“Which is your right,” I said.

“William.” She sounded irritated now. “You’re a nice guy. A good man. Smart. Successful. Wealthy. Any woman in her right mind would want to be with you. Dad is a monster. You’re not.”

I’d never considered myself a monster, but part of that was because I’d never put myself in the position to discover if I was one. And I wasn’t willing to experiment with someone else’s emotions to figure it out.

Our parents weren’t an ideal example of a happy couple. In fact, I’m not sure they’d ever been happy together. My mother had joined the relationship for the money, and my father had married her because she was from a good family and was willing and able to sire an heir.

Did they work well together? Sometimes.

Had there ever been love between them?

Maybe, at some point, but certainly not for the past twenty years.

How could there be when my father always had a mistress on the side and didn’t care what my mother did with her life outside of their social obligations?

As a child, I’d thought my dad was the only monster in the relationship. I’d once found my mother pleading for him to pay more attention to her because she missed him. When he’d told her that she could leave, but if she did, she wouldn’t get anything, she’d decided that her lifestyle was more important than her happiness.

I’d been raised by selfish, entitled people, and I’d always wondered if the apple hadn’t fallen far from the tree.

I found myself squeezing my phone harder than I needed to. This topic had been under my skin for days, and I still couldn’t rid myself of it. “Courtney, I have to go.”

“Uh-huh.”

“Please call if you need help with anything for Harris Inc.”

“Fine, but you have to promise me that if you do something you think is like Dad that you’ll call me, so I can show you that you’re wrong.”

“You know I won’t,” I said.

“Then I’ll track you down.”

She didn’t really have time to do that, but if she put her mind to it, I had no doubt that she could. “Goodbye, Courtney.

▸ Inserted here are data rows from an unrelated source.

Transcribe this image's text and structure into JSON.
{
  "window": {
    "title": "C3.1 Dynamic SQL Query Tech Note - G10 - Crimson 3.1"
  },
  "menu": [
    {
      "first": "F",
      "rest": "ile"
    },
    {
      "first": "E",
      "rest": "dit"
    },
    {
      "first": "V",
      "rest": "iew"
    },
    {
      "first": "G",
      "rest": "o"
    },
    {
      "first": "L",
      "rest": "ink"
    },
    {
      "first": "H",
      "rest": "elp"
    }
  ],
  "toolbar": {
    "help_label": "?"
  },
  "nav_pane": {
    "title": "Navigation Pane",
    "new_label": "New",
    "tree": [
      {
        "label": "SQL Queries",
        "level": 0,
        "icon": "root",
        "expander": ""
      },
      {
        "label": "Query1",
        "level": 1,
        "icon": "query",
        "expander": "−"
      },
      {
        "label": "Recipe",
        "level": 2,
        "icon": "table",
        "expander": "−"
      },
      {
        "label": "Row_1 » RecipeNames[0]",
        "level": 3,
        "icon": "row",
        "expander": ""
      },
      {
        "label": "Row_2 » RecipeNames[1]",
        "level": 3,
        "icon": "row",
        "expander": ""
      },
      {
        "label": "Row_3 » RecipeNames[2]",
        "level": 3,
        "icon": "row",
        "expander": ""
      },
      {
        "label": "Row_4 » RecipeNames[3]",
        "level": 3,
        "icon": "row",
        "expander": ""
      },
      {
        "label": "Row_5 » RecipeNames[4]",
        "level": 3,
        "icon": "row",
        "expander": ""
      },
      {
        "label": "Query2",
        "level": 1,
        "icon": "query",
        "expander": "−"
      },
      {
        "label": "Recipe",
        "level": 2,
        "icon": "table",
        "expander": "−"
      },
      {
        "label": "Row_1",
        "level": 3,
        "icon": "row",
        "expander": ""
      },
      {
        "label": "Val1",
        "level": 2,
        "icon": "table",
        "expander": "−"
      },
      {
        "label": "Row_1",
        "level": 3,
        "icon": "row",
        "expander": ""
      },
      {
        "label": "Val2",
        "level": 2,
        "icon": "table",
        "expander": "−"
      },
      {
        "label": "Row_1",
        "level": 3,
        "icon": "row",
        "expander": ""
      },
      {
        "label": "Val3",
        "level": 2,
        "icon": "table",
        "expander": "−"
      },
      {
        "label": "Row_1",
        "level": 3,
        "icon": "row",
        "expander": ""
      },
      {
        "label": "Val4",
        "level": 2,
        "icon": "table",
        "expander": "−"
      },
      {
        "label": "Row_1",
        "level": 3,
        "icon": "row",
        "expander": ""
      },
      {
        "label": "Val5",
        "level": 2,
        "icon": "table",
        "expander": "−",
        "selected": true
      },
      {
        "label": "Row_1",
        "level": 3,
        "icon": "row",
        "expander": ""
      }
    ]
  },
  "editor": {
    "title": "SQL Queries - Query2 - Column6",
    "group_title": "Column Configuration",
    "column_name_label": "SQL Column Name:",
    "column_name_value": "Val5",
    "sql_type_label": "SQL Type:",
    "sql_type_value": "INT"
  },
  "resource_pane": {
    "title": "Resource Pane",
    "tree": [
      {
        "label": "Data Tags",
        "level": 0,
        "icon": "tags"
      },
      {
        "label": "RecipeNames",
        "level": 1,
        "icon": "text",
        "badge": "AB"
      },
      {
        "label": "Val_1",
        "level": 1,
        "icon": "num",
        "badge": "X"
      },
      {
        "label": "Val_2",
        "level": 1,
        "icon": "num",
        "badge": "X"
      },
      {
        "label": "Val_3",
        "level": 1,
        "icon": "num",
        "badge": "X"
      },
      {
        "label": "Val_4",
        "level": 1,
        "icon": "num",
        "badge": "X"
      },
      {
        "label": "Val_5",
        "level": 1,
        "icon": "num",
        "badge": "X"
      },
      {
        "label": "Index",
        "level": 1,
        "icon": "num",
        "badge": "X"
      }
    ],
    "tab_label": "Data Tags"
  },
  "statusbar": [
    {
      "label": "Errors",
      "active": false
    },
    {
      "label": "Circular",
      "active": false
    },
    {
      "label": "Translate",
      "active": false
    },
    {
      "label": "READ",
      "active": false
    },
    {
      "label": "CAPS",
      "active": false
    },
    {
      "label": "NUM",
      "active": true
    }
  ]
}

Have a good week.”

“You’re nothing like Dad.”

I hung up on her.

Frank, who was standing nearby waiting for me to start up the four-wheeler, cocked his head to the side.

“What?” I asked.

He licked his chops and then turned toward the nearby field.

“Right, we’d better get going.” I revved the engine to life and was surprised that the feel of the machine beneath me was now familiar and comfortable. I’d been here less than a week, and I already wanted to stay.

But would it be the same without Brooke?

I banished that thought from my mind and headed toward the barn.

Brooke and I had used the horses for the first time the day before. She claimed it was faster to get around the ranch on the four-wheelers but that the horses needed exercise.

None of her animals compared to my Bert, but Betsy and I had come to an easy arrangement. She would do anything I asked as long as I brought her treats and slipped her extra oats. I’d borrowed an apple from the hotel.

Brooke’s four-wheeler was already outside the barn when I arrived. Frank had run behind me, enjoying the morning air and terrorizing the sheep along the fence. The other two dogs were at the far end of the property with Christopher and Brandon, and Patrick was in town to get a few things, so Frank and I were alone with Brooke today.

Frank walked right into the barn and went for the water trough where Betsy and another brown and black quarter horse named Jake were drinking. Both horses flicked their ears at Frank, but he’d easily won them over during his first visit to the barn.

Brooke already had the horses saddled and was leaning one shoulder against a post looking at something on her phone.